# Can I pressure can already cooked beef stew?



## GreenMother (Mar 15, 2013)

Hi gang - question for the wise ones out there - can I pressure can already cooked beef stew, or will it turn into unpalatable mush? All the recipes I'm seeing start with raw ingredients. Thanks for your help!


----------



## GreenMother (Mar 15, 2013)

Okay - think I found my own answer. Pretty much it would turn to mush. And my stew is probably too thick to properly can. So into the freezer it goes.
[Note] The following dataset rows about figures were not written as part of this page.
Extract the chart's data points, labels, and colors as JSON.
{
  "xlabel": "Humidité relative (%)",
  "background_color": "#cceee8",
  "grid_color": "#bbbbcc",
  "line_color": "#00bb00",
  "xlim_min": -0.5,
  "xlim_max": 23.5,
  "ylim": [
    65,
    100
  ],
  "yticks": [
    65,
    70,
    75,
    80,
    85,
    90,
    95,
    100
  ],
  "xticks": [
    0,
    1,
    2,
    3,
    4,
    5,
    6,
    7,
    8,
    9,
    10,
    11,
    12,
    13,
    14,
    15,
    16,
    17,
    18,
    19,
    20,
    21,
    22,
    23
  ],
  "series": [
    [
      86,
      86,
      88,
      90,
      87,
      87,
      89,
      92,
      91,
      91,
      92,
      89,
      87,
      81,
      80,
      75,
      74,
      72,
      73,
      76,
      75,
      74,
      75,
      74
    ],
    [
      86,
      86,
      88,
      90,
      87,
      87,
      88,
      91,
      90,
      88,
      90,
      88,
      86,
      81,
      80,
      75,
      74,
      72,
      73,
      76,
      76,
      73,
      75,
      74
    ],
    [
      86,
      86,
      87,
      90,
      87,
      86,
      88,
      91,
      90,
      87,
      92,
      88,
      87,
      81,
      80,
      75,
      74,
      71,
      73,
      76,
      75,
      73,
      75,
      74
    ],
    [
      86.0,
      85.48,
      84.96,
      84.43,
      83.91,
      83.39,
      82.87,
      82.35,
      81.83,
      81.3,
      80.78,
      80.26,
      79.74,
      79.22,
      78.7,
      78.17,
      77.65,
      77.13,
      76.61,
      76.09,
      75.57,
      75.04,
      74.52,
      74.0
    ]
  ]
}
I'm going to have to try the Ball recipe though - just to see how it tastes.


----------



## StaceyS (Nov 19, 2003)

I have canned leftovers that were already cooked and did not mind the results, in fact I loved the convenience of having a jar to grab off the shelf, but yes, it is a bit softer (but not baby food lol)


----------



## Vosey (Dec 8, 2012)

Try the Ball recipe, I think canned stew is one of the best uses of canning! Great flavor and nothing seems overcooked or mushy as stew is always cooked and cooked. I usually add a pint of potatoes and sometimes green beans to a quart of stew.


----------



## Marilyn (Aug 2, 2006)

I use the BBB recipe, just add thickening when I open it. If I had been in your shoes with leftover stew that I wanted to put up-----probably would have thinned it a bit then pressure canned it....and if it turned to mush? I would have used it to thicken the BBB stew when I opened it


----------